Pour ces rames hors d’âge, Guillaume Pourageaux se bat avec énergie : se plonger dans la documentation, trouver les outils et les pièces qui permettent de faire rouler des trains qui, parfois, ont quitté les rails depuis des dizaines d’années et se trouvent à l’abandon. C’est un défi de tous les jours !
Surtout que le démantèlement est une opération coûteuse et qui n’est jamais traitée comme une priorité. Il faut donc chaque jour négocier, convaincre, pour obtenir les sillons nécessaires aux déplacements des engins. Sans compter la question du traitement de l’amiante, présente dans une grande partie des trains radiés et qui nécessite l’intervention de prestataires externes habilités.
La radiation d’un train est un travail de longue haleine, qui peut prendre entre quelques jours et un semestre selon la complexité. Cela nécessite une rigueur et des connaissances approfondies que peu de personnes possèdent. Guillaume Pourageaux est un expert : représentant de la 5ème génération de cheminots dans sa famille, il a publié plusieurs ouvrages aux éditions la Vie du Rail sur des sujets techniques comme les autorails, mais aussi sur des trains touristiques emblématiques, à l’instar du Train jaune circulant dans les Pyrénées. Il a aussi passé des années sur le terrain, en tant qu’aide conducteur à Nevers, puis comme adjoint au chef d’unité de production au Technicentre de maintenance de Chalindrey. C’est dans cette région relativement isolée, située à une heure de la première grande ville sur le plateau de Langres, qu’il fait ses armes de cheminot. À ce poste, il se confronte à la rigueur de la production industrielle, avec des températures extrêmes pouvant atteindre -17°, il faut savoir faire preuve d’autonomie. De cette expérience, il garde le goût de faire fi de la routine pour se confronter chaque jour à des défis techniques et mener à bien « des choses compliquées que les autres ne savent pas faire » comme il le dit en souriant.

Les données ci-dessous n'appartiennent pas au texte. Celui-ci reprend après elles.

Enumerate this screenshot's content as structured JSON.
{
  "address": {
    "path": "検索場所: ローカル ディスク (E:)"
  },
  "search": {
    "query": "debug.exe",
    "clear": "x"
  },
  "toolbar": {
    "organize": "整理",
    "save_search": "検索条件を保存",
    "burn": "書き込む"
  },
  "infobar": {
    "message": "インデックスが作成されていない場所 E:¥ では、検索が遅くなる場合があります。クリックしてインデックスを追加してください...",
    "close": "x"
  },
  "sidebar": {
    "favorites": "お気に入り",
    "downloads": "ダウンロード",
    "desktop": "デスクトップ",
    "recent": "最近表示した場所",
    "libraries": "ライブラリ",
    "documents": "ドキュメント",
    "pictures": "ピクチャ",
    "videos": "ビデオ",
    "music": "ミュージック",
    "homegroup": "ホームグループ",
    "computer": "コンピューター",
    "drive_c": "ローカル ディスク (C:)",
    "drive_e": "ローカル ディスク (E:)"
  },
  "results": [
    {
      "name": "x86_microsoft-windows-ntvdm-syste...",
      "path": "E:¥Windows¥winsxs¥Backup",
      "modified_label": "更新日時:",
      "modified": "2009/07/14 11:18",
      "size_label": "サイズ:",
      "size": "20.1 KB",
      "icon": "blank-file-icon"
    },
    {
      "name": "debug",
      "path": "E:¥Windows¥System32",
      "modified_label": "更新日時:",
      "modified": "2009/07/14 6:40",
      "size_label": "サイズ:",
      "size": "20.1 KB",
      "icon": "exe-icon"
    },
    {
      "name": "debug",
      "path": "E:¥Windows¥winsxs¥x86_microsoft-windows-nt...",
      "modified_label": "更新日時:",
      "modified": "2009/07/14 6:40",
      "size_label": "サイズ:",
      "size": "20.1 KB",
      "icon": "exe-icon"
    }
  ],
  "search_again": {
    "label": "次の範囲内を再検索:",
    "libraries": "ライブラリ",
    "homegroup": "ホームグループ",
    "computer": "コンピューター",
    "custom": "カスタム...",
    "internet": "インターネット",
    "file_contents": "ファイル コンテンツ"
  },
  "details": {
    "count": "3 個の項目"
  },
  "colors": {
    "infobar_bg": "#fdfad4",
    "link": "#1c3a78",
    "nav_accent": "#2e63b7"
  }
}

Ces années de travail dans l’ombre ont aussi, aujourd’hui, leur part de lumière, puisqu’il arrive que parmi les trains radiés, certains retrouvent une seconde jeunesse en rejoignant les collections de la Cité du Train à Mulhouse ou en servant de décor lors de tournage de cinéma. De fossoyeur à conservateur, il n’y a finalement qu’un pas…
Le parcours de GUILLAUME POURAGEAUX en 5 dates
2001
DUT en maintenance industrielle et aide conducteur à Nevers
2005
Master en management opérationnel à l’IAE de Caen, en alternance au Technicentre de Maintenance de Villeneuve Saint-Georges puis embauche en tant qu’adjoint au chef d’unité de production maintenance à Chalindrey.
2008
Responsable opérationnel à la Direction du Matériel à la gestion opérationnelle des locomotives Fret et Infra.
2011
Responsable de la Cellule des Matériels Radiés (CMR).
2025
Piloter l’exploitation ferroviaire en activité ou à l’étranger.
3 questions à GUILLAUME POURAGEAUX
Que vous évoque la notion d’usine 4.0 ?
Il s’agit d’une manière de travailler qui est assez éloignée de ce que nous faisons ici. Pour acheminer des matériels anciens nous avons besoin de plans, de photocopies papiers, les archives sont essentielles et tous ces contenus ne sont pas digitalisés.
Comment imaginez-vous le futur avec les robots ?
Au niveau du matériel radié, les robots sont essentiellement utilisés par nos prestataires pour les opérations de désamiantage.
Quelle expérience vous a marqué ?
J’ai vécu un beau moment lorsque nous avons roulé sur la petite ceinture à Paris avec un train qui n’avait plus roulé depuis 1939 avec des voyageurs à bord. L’opération devait être discrète mais finalement des centaines de curieux se sont déplacés pour assister au dernier voyage de ce train. Grisant !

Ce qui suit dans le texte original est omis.